The company’s job description for an assembler described all assembly operations as requiring use of both hands. Her employer was unable to accommodate her work restriction. A workers’ compensation claim was filed with the Ohio BWC. She was instructed to return when released to full duty by her personal physician. She had her sutures removed on December 30, 1998, at her doctor’s office, which entailed 1 hour and 10 minutes lost work time and incurred medical costs of $42. She was released to return to full, unrestricted work on January 4, 1999, following the New Year’s holiday weekend. She continued to work without incident.

Care Management Scenario

She was sent to a nearby Occupational Medicine Center (OMC) where her total residence time was 1 hour (15-minute wait plus 45 minute treatment time). The medical care was identical. She was released to return-to-work immediately, with the same discharge instructions. A telephone call to her direct supervisor helped identify a job in her department with the same essential job functions that could be done, temporarily, with one hand. A workers’ compensation claim was filed with the Ohio BWC. She returned to work on December 23, 1998, at 7:30 p.m.

The occupational health nurse, on-site at the company, removed her sutures in one week. This required 20 minutes lost work time and cost $9.85. She continued to work without incident and was released to full, unrestricted duty in one week.

Calculation of the Cost of Work Disability

Table 1 summarizes the costs for overtime work, decreased productivity, decreased quality, and increased workers’ compensation premiums under the usual care and care management scenarios.

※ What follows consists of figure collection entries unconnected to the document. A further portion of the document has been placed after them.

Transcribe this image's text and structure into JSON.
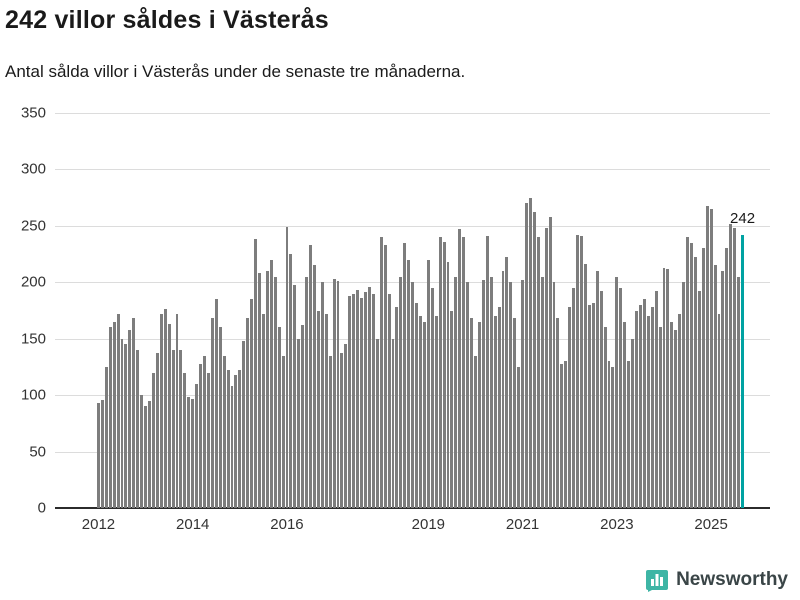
{
  "header": {
    "title": "242 villor såldes i Västerås",
    "subtitle": "Antal sålda villor i Västerås under de senaste tre månaderna."
  },
  "chart_data": {
    "type": "bar",
    "title": "242 villor såldes i Västerås",
    "subtitle": "Antal sålda villor i Västerås under de senaste tre månaderna.",
    "xlabel": "",
    "ylabel": "",
    "ylim": [
      0,
      350
    ],
    "yticks": [
      0,
      50,
      100,
      150,
      200,
      250,
      300,
      350
    ],
    "grid": true,
    "start_period": "2012-01",
    "frequency": "monthly",
    "bar_color": "#7d7d7d",
    "highlight_color": "#00a2a2",
    "highlight_last": true,
    "last_value_label": "242",
    "xticks": [
      {
        "label": "2012",
        "index": 0
      },
      {
        "label": "2014",
        "index": 24
      },
      {
        "label": "2016",
        "index": 48
      },
      {
        "label": "2019",
        "index": 84
      },
      {
        "label": "2021",
        "index": 108
      },
      {
        "label": "2023",
        "index": 132
      },
      {
        "label": "2025",
        "index": 156
      }
    ],
    "values": [
      93,
      96,
      125,
      160,
      165,
      172,
      150,
      145,
      158,
      168,
      140,
      100,
      90,
      95,
      120,
      137,
      172,
      176,
      163,
      140,
      172,
      140,
      120,
      98,
      97,
      110,
      128,
      135,
      120,
      168,
      185,
      160,
      135,
      122,
      108,
      118,
      122,
      148,
      168,
      185,
      238,
      208,
      172,
      210,
      220,
      205,
      160,
      135,
      249,
      225,
      198,
      150,
      162,
      205,
      233,
      215,
      175,
      200,
      172,
      135,
      203,
      201,
      137,
      145,
      188,
      190,
      193,
      186,
      191,
      196,
      190,
      150,
      240,
      233,
      190,
      150,
      178,
      205,
      235,
      220,
      200,
      182,
      170,
      165,
      220,
      195,
      170,
      240,
      236,
      218,
      175,
      205,
      247,
      240,
      200,
      168,
      135,
      165,
      202,
      241,
      205,
      170,
      178,
      210,
      222,
      200,
      168,
      125,
      202,
      270,
      275,
      262,
      240,
      205,
      248,
      258,
      200,
      168,
      128,
      130,
      178,
      195,
      242,
      241,
      216,
      180,
      182,
      210,
      192,
      160,
      130,
      125,
      205,
      195,
      165,
      130,
      150,
      175,
      180,
      185,
      170,
      178,
      192,
      160,
      213,
      212,
      165,
      158,
      172,
      200,
      240,
      235,
      222,
      192,
      230,
      268,
      265,
      215,
      172,
      210,
      230,
      252,
      248,
      205,
      242
    ]
  },
  "footer": {
    "brand": "Newsworthy",
    "logo_color": "#3eb5a5"
  }
}
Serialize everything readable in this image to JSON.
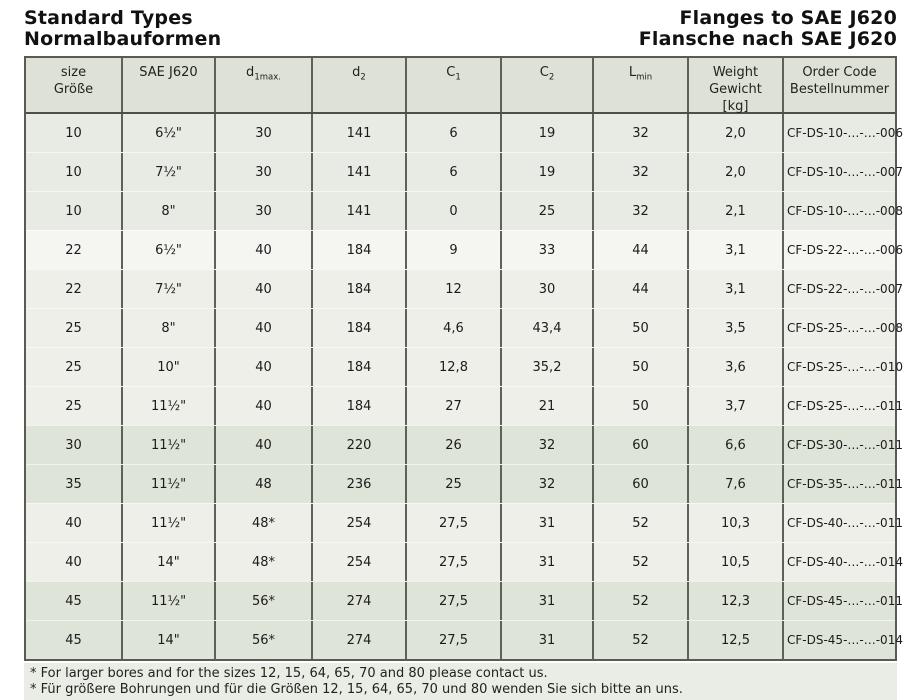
{
  "header": {
    "title_en": "Standard Types",
    "title_de": "Normalbauformen",
    "right_title_en": "Flanges to SAE J620",
    "right_title_de": "Flansche nach SAE J620"
  },
  "table": {
    "columns": [
      {
        "id": "size",
        "lines": [
          "size",
          "Größe"
        ]
      },
      {
        "id": "sae-j620",
        "lines": [
          "SAE J620"
        ]
      },
      {
        "id": "d1max",
        "base": "d",
        "sub": "1max."
      },
      {
        "id": "d2",
        "base": "d",
        "sub": "2"
      },
      {
        "id": "c1",
        "base": "C",
        "sub": "1"
      },
      {
        "id": "c2",
        "base": "C",
        "sub": "2"
      },
      {
        "id": "lmin",
        "base": "L",
        "sub": "min"
      },
      {
        "id": "weight",
        "lines": [
          "Weight",
          "Gewicht",
          "[kg]"
        ]
      },
      {
        "id": "order-code",
        "lines": [
          "Order Code",
          "Bestellnummer"
        ]
      }
    ],
    "rows": [
      {
        "band": "m",
        "cells": [
          "10",
          "6½\"",
          "30",
          "141",
          "6",
          "19",
          "32",
          "2,0",
          "CF-DS-10-…-…-006"
        ]
      },
      {
        "band": "m",
        "cells": [
          "10",
          "7½\"",
          "30",
          "141",
          "6",
          "19",
          "32",
          "2,0",
          "CF-DS-10-…-…-007"
        ]
      },
      {
        "band": "m",
        "cells": [
          "10",
          "8\"",
          "30",
          "141",
          "0",
          "25",
          "32",
          "2,1",
          "CF-DS-10-…-…-008"
        ]
      },
      {
        "band": "l",
        "cells": [
          "22",
          "6½\"",
          "40",
          "184",
          "9",
          "33",
          "44",
          "3,1",
          "CF-DS-22-…-…-006"
        ]
      },
      {
        "band": "ml",
        "cells": [
          "22",
          "7½\"",
          "40",
          "184",
          "12",
          "30",
          "44",
          "3,1",
          "CF-DS-22-…-…-007"
        ]
      },
      {
        "band": "ml",
        "cells": [
          "25",
          "8\"",
          "40",
          "184",
          "4,6",
          "43,4",
          "50",
          "3,5",
          "CF-DS-25-…-…-008"
        ]
      },
      {
        "band": "ml",
        "cells": [
          "25",
          "10\"",
          "40",
          "184",
          "12,8",
          "35,2",
          "50",
          "3,6",
          "CF-DS-25-…-…-010"
        ]
      },
      {
        "band": "ml",
        "cells": [
          "25",
          "11½\"",
          "40",
          "184",
          "27",
          "21",
          "50",
          "3,7",
          "CF-DS-25-…-…-011"
        ]
      },
      {
        "band": "d",
        "cells": [
          "30",
          "11½\"",
          "40",
          "220",
          "26",
          "32",
          "60",
          "6,6",
          "CF-DS-30-…-…-011"
        ]
      },
      {
        "band": "d",
        "cells": [
          "35",
          "11½\"",
          "48",
          "236",
          "25",
          "32",
          "60",
          "7,6",
          "CF-DS-35-…-…-011"
        ]
      },
      {
        "band": "ml",
        "cells": [
          "40",
          "11½\"",
          "48*",
          "254",
          "27,5",
          "31",
          "52",
          "10,3",
          "CF-DS-40-…-…-011"
        ]
      },
      {
        "band": "ml",
        "cells": [
          "40",
          "14\"",
          "48*",
          "254",
          "27,5",
          "31",
          "52",
          "10,5",
          "CF-DS-40-…-…-014"
        ]
      },
      {
        "band": "d",
        "cells": [
          "45",
          "11½\"",
          "56*",
          "274",
          "27,5",
          "31",
          "52",
          "12,3",
          "CF-DS-45-…-…-011"
        ]
      },
      {
        "band": "d",
        "cells": [
          "45",
          "14\"",
          "56*",
          "274",
          "27,5",
          "31",
          "52",
          "12,5",
          "CF-DS-45-…-…-014"
        ]
      }
    ]
  },
  "footnotes": [
    "* For larger bores and for the sizes 12, 15, 64, 65, 70 and 80 please contact us.",
    "* Für größere Bohrungen und für die Größen 12, 15, 64, 65, 70 und 80 wenden Sie sich bitte an uns."
  ],
  "colors": {
    "header_bg": "#dde1d6",
    "band_medium": "#e8ebe3",
    "band_light": "#f5f6f2",
    "band_medium_light": "#edefe8",
    "band_dark": "#dfe4d8",
    "border_dark": "#585b53",
    "footnote_bg": "#eaede6"
  }
}
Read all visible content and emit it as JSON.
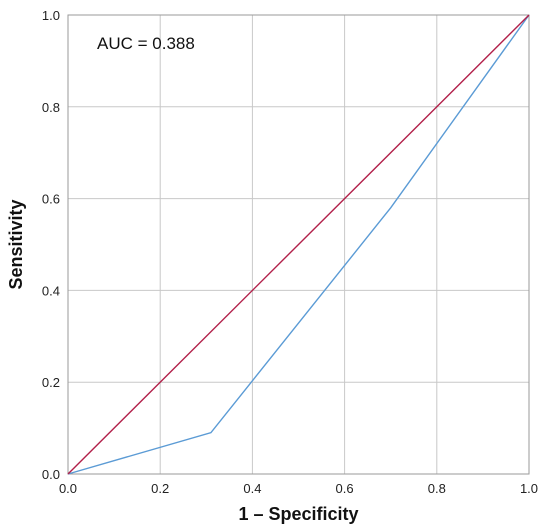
{
  "chart_data": {
    "type": "line",
    "xlabel": "1 – Specificity",
    "ylabel": "Sensitivity",
    "annotation": "AUC = 0.388",
    "xlim": [
      0.0,
      1.0
    ],
    "ylim": [
      0.0,
      1.0
    ],
    "x_ticks": [
      "0.0",
      "0.2",
      "0.4",
      "0.6",
      "0.8",
      "1.0"
    ],
    "y_ticks": [
      "0.0",
      "0.2",
      "0.4",
      "0.6",
      "0.8",
      "1.0"
    ],
    "grid": true,
    "series": [
      {
        "color": "#5b9bd5",
        "points": [
          [
            0.0,
            0.0
          ],
          [
            0.31,
            0.09
          ],
          [
            0.7,
            0.58
          ],
          [
            1.0,
            1.0
          ]
        ]
      },
      {
        "color": "#b2204a",
        "points": [
          [
            0.0,
            0.0
          ],
          [
            1.0,
            1.0
          ]
        ]
      }
    ]
  }
}
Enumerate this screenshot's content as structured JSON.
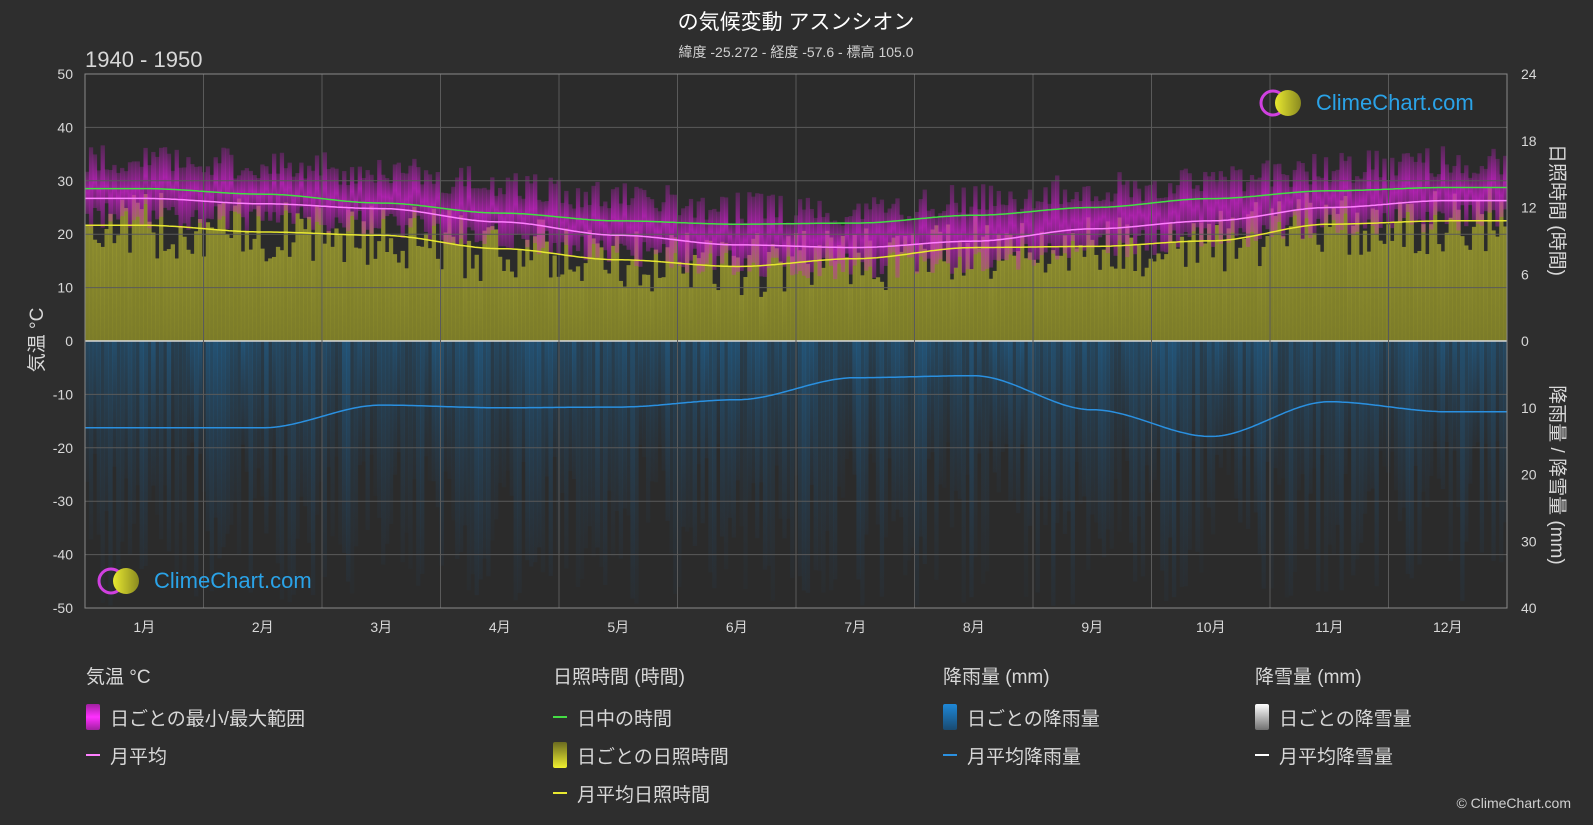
{
  "header": {
    "title": "の気候変動 アスンシオン",
    "subtitle": "緯度 -25.272 - 経度 -57.6 - 標高 105.0",
    "period": "1940 - 1950"
  },
  "brand": {
    "logo_text": "ClimeChart.com",
    "copyright": "© ClimeChart.com"
  },
  "legend": [
    {
      "heading": "気温 °C",
      "items": [
        {
          "label": "日ごとの最小/最大範囲",
          "kind": "bar",
          "color": "#d020d0"
        },
        {
          "label": "月平均",
          "kind": "line",
          "color": "#ff80ff"
        }
      ]
    },
    {
      "heading": "日照時間 (時間)",
      "items": [
        {
          "label": "日中の時間",
          "kind": "line",
          "color": "#44dd44"
        },
        {
          "label": "日ごとの日照時間",
          "kind": "bar",
          "color": "#c8c832"
        },
        {
          "label": "月平均日照時間",
          "kind": "line",
          "color": "#e8e830"
        }
      ]
    },
    {
      "heading": "降雨量 (mm)",
      "items": [
        {
          "label": "日ごとの降雨量",
          "kind": "bar",
          "color": "#1e88d8"
        },
        {
          "label": "月平均降雨量",
          "kind": "line",
          "color": "#2a90e0"
        }
      ]
    },
    {
      "heading": "降雪量 (mm)",
      "items": [
        {
          "label": "日ごとの降雪量",
          "kind": "bar",
          "color": "#e0e0e0"
        },
        {
          "label": "月平均降雪量",
          "kind": "line",
          "color": "#ffffff"
        }
      ]
    }
  ],
  "chart_data": {
    "type": "line",
    "categories": [
      "1月",
      "2月",
      "3月",
      "4月",
      "5月",
      "6月",
      "7月",
      "8月",
      "9月",
      "10月",
      "11月",
      "12月"
    ],
    "y_left": {
      "label": "気温 °C",
      "range": [
        -50,
        50
      ],
      "ticks": [
        50,
        40,
        30,
        20,
        10,
        0,
        -10,
        -20,
        -30,
        -40,
        -50
      ]
    },
    "y_right_top": {
      "label": "日照時間 (時間)",
      "range": [
        0,
        24
      ],
      "ticks": [
        24,
        18,
        12,
        6,
        0
      ]
    },
    "y_right_bottom": {
      "label": "降雨量 / 降雪量 (mm)",
      "range": [
        0,
        40
      ],
      "ticks": [
        0,
        10,
        20,
        30,
        40
      ]
    },
    "grid": true,
    "series": [
      {
        "name": "日中の時間",
        "axis": "sunshine",
        "color": "#44dd44",
        "values": [
          13.7,
          13.2,
          12.4,
          11.5,
          10.8,
          10.5,
          10.6,
          11.3,
          12.0,
          12.8,
          13.5,
          13.8
        ]
      },
      {
        "name": "月平均",
        "axis": "temperature",
        "color": "#ff80ff",
        "values": [
          26.7,
          25.7,
          24.8,
          22.3,
          19.8,
          18.0,
          17.5,
          18.7,
          21.0,
          22.5,
          25.0,
          26.3
        ]
      },
      {
        "name": "月平均日照時間",
        "axis": "sunshine",
        "color": "#e8e830",
        "values": [
          10.4,
          9.8,
          9.5,
          8.3,
          7.3,
          6.7,
          7.4,
          8.4,
          8.5,
          9.0,
          10.5,
          10.8
        ]
      },
      {
        "name": "月平均降雨量",
        "axis": "rain",
        "color": "#2a90e0",
        "values": [
          13.0,
          13.0,
          9.6,
          10.0,
          9.9,
          8.8,
          5.5,
          5.2,
          10.3,
          14.3,
          9.1,
          10.6
        ]
      },
      {
        "name": "日ごとの最小/最大範囲",
        "axis": "temperature",
        "color": "#d020d0",
        "min": [
          23.5,
          23.0,
          22.0,
          19.5,
          16.5,
          14.5,
          14.0,
          15.0,
          17.5,
          19.5,
          21.5,
          23.0
        ],
        "max": [
          34.0,
          33.0,
          32.0,
          29.5,
          27.0,
          25.0,
          24.5,
          26.5,
          28.5,
          30.0,
          32.5,
          33.5
        ]
      }
    ]
  }
}
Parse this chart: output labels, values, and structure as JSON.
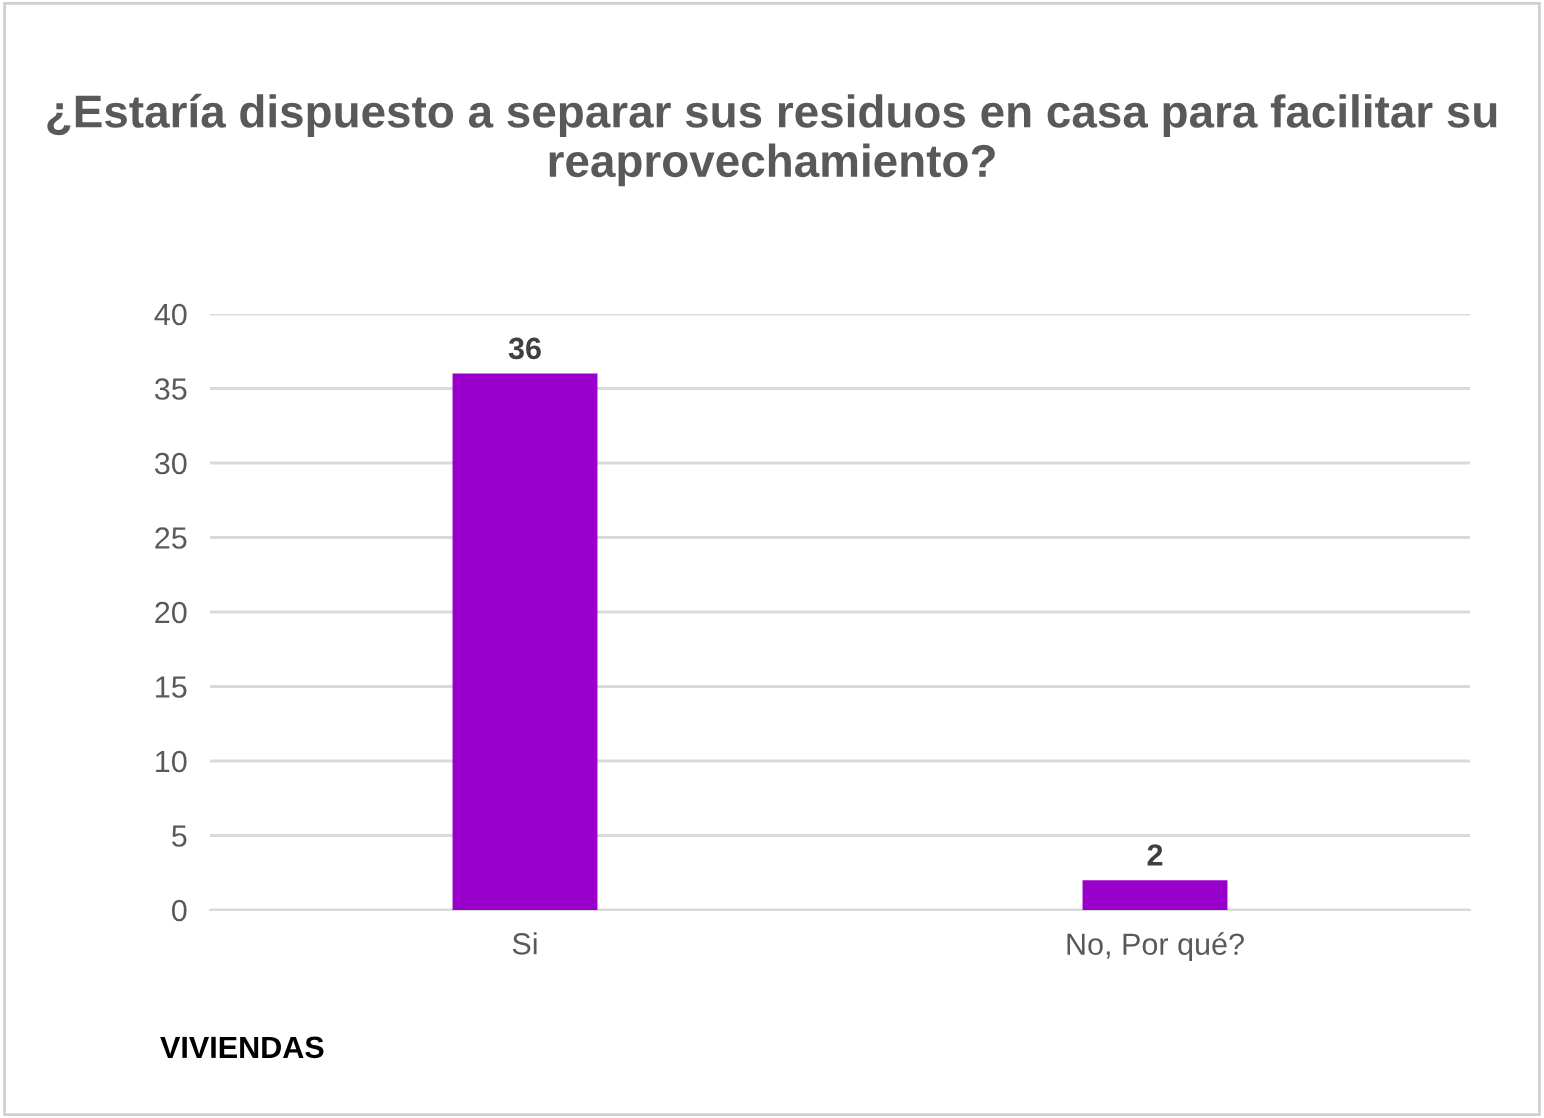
{
  "chart_data": {
    "type": "bar",
    "title": "¿Estaría dispuesto a separar sus residuos en casa para facilitar su reaprovechamiento?",
    "categories": [
      "Si",
      "No, Por qué?"
    ],
    "values": [
      36,
      2
    ],
    "color": "#9900cc",
    "ylim": [
      0,
      40
    ],
    "yticks": [
      0,
      5,
      10,
      15,
      20,
      25,
      30,
      35,
      40
    ],
    "grid": "y",
    "data_labels": true,
    "legend": false,
    "annotations": [
      "VIVIENDAS"
    ]
  }
}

From the 1998 Census Wage Data,2 a representative hourly wage for a production line assembler was $11.33, with a benefit rate of 20%. The Company makes small appliances sold at wholesale to distributors for $40/unit. The company realized a $3 profit per unit, for a 7.5% profit margin after all costs, in 1998. The labor market was very tight. Lost productivity associated with work absence could only be recovered by using overtime hours, at time and one-half. Based on the results of the financial analysis performed by our client company of lost productivity and quality costs associated with overtime work, we projected that our overtime worker assembled 10 fewer units per 8-hour overtime shift than during regularly scheduled work time. At $3 profit per unit, this equated to $3.75/hour lost profit. Work quality associated with the overtime work also suffered somewhat with one more reject, a $40 value, every two 8-hour overtime shifts and one rework per shift at $12 each.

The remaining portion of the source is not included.